LEGAL IMPLICATIONS: EQUALITY IN HIGHER EDUCATION ADMISSIONS

some applicants. Diminishing the admissions requirements for a select group of individuals hardly
seems fair, and denying admission to more highly academically qualified non-minority applicants
simply to open more space for minority applicants is contradictory as well. If the goal is truly to ensure
equality for all regardless of race, creed, color, or nationality, then none of these factors should be a
consideration for any employment or institutional admission. Cultural diversity has been shown to be a
valuable component in fulfilling an institution's educational mission. However perhaps the concepts of
race and cultural diversity have been incorrectly merged. Why has an individual's race been deemed a
certain predictor of cultural diversity? Culture is not solely race based. While many individuals of the
same race may share common cultural values, the same can be said of many individuals of different
racial backgrounds. The color of one's skin does not guarantee cultural heritage. For example the
African American experience in America can vary widely depending on socioeconomic and
geographical factors. The same can be said for Caucasian individuals, or any other race for that matter.
If universities are truly interested in achieving diversity, and not merely seeking to maintain their flow
of federal funds by complying with affirmative action policies, perhaps there are more effective ways
to identify diverse individuals than by simply checking the appropriate race box on the enrollment
application. Writing samples and questionnaires for example, or direct interviews of those applicants
falling within with marginal limits of admissions scores. Whatever the methods chosen, some more
accurate method of assessing applicants and their potential diverse contributions to the university are
needed.
Conclusions
The impact of the legal cases discussed above, and those that are sure to arise in the future, are
sure to test the standards set by the federal government to encourage racial integration and the
academic missions of higher education.
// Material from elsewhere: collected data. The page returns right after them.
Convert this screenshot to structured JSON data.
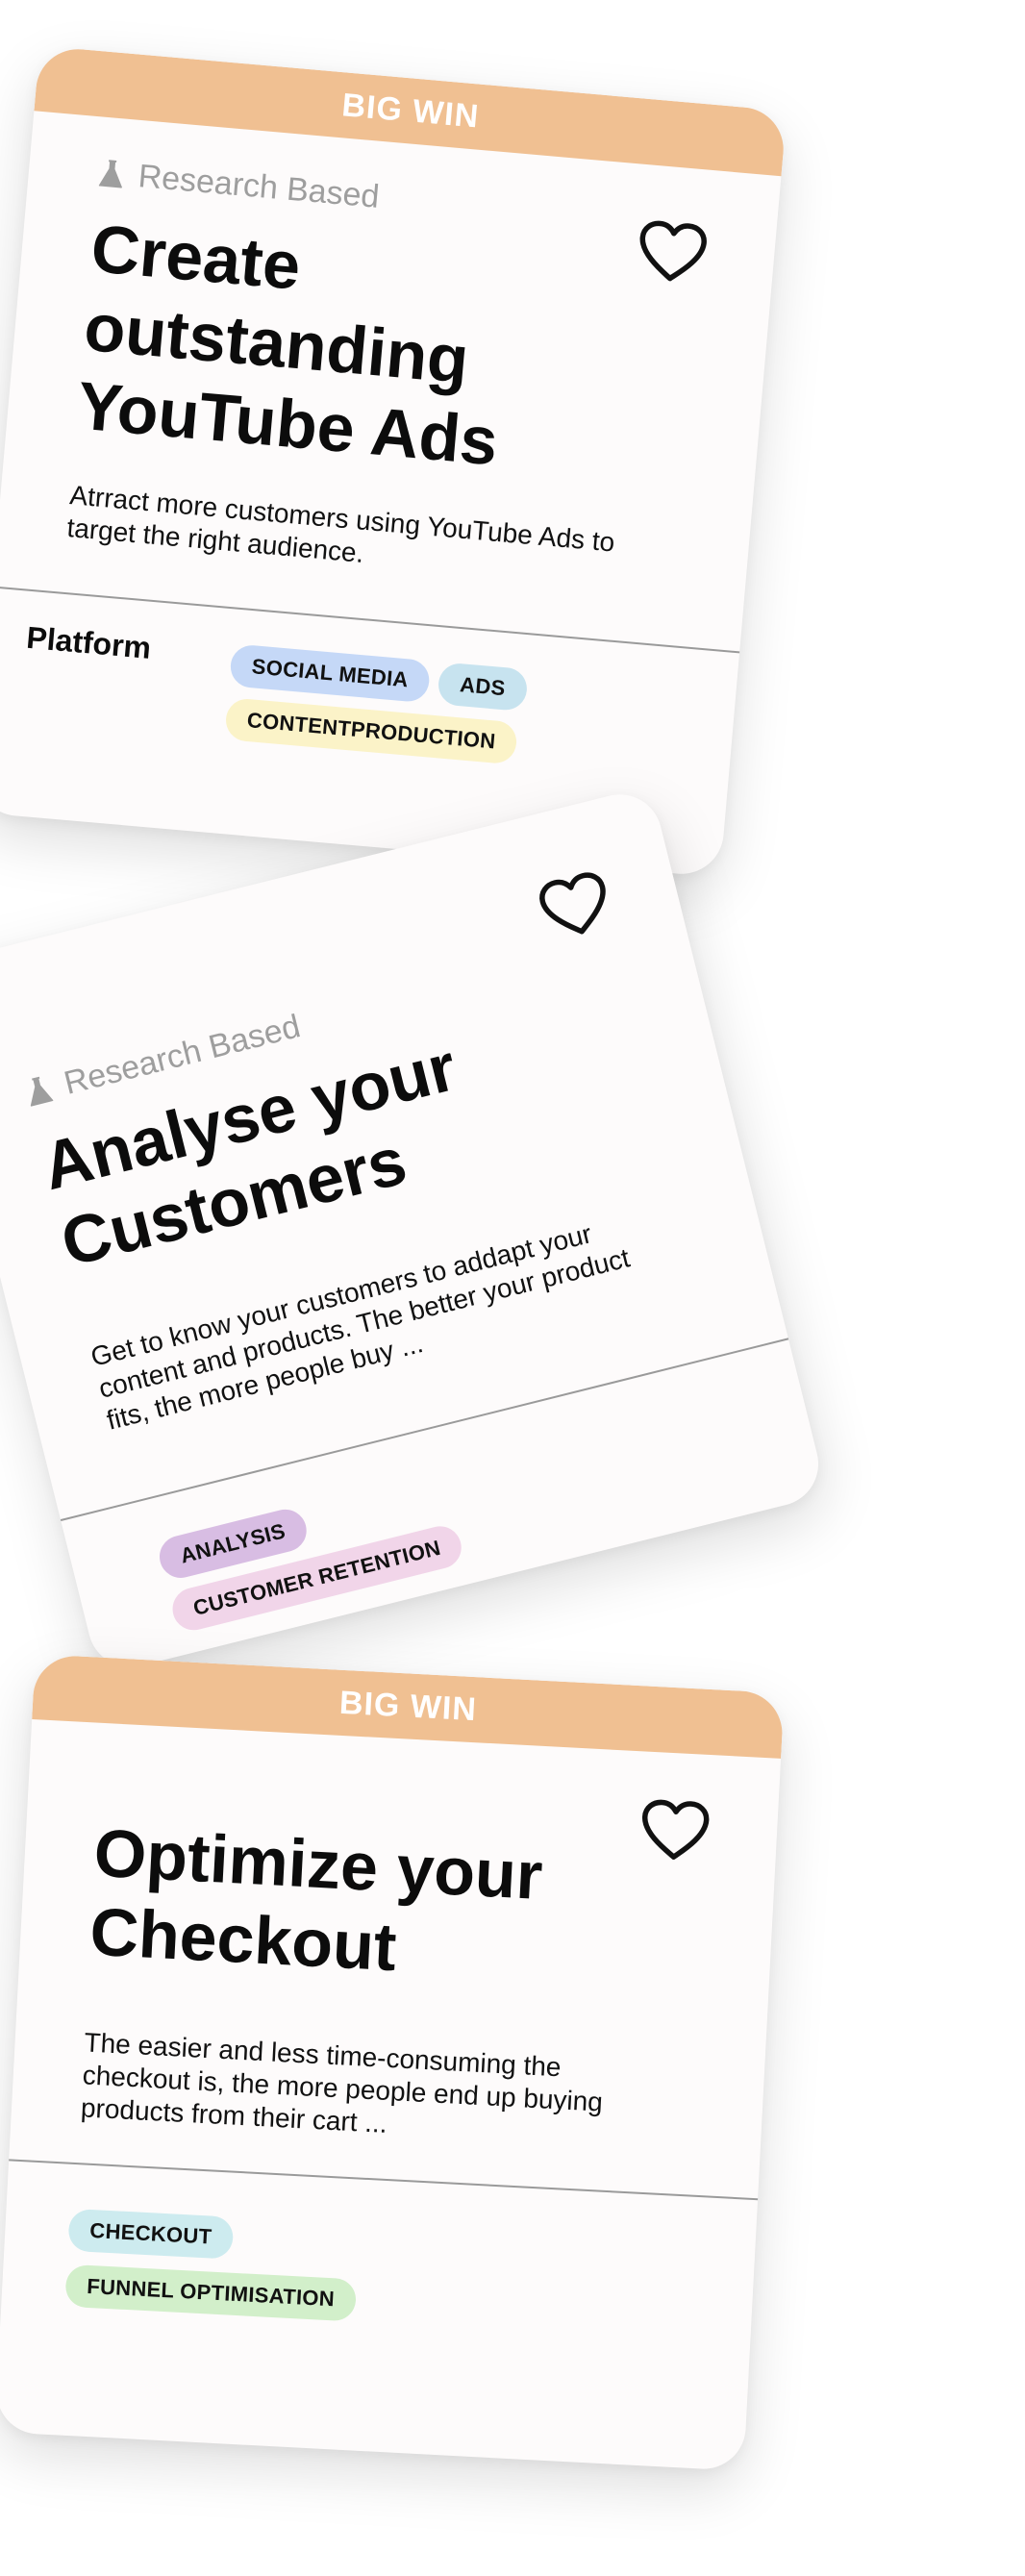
{
  "colors": {
    "banner": "#f0c092",
    "card_bg": "#fdfbfb",
    "muted_text": "#9e9e9e",
    "title_text": "#0c0c0c"
  },
  "cards": [
    {
      "banner": "BIG WIN",
      "research_label": "Research Based",
      "title": "Create outstanding YouTube Ads",
      "description": "Atrract more customers using YouTube Ads to target the right audience.",
      "footer_label": "Platform",
      "tags": [
        {
          "label": "SOCIAL MEDIA",
          "color": "#c5d8f7"
        },
        {
          "label": "ADS",
          "color": "#c7e3ef"
        },
        {
          "label": "CONTENTPRODUCTION",
          "color": "#fbf3c8"
        }
      ]
    },
    {
      "research_label": "Research Based",
      "title": "Analyse your Customers",
      "description": "Get to know your customers to addapt your content and products. The better your product fits, the more people buy ...",
      "tags": [
        {
          "label": "ANALYSIS",
          "color": "#d8bde3"
        },
        {
          "label": "CUSTOMER RETENTION",
          "color": "#f1d5e9"
        }
      ]
    },
    {
      "banner": "BIG WIN",
      "title": "Optimize your Checkout",
      "description": "The easier and less time-consuming the checkout is, the more people end up buying products from their cart ...",
      "tags": [
        {
          "label": "CHECKOUT",
          "color": "#cdebef"
        },
        {
          "label": "FUNNEL OPTIMISATION",
          "color": "#d2efca"
        }
      ]
    }
  ]
}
Ultimately, the question of race that has haunted this nation
since it's founding will continue to be problematic so long as its' society continues to focus on racial
matters as opposed to cultural ones. When the question of race is removed completely, and equal
human rights are observed for all individuals, only then will we have a lasting resolution to the issue at
hand.

LEGAL IMPLICATIONS: EQUALITY IN HIGHER EDUCATION ADMISSIONS


References
Plessy v. Ferguson, 163 U.S. 537 (1896).
McLaurin v. Oklahoma State Regents for Higher Education, 339 U.S. 637 (1950)
Sweatt v. Painter, 339 U.S. 629 (1950).
Brown v. Board of Education, Topeka, 347 U.S. 483 (1954).
DeFunis v. Odegaard, 416 U.S. 312 (1974)
Regents of the University of California v. Bakke, 438 U.S. 265 (1978).
Gratz v. Bollinger, 539 U.S. 244 (2003).
Grutter v. Bollinger, 539 U.S. 306 (2003).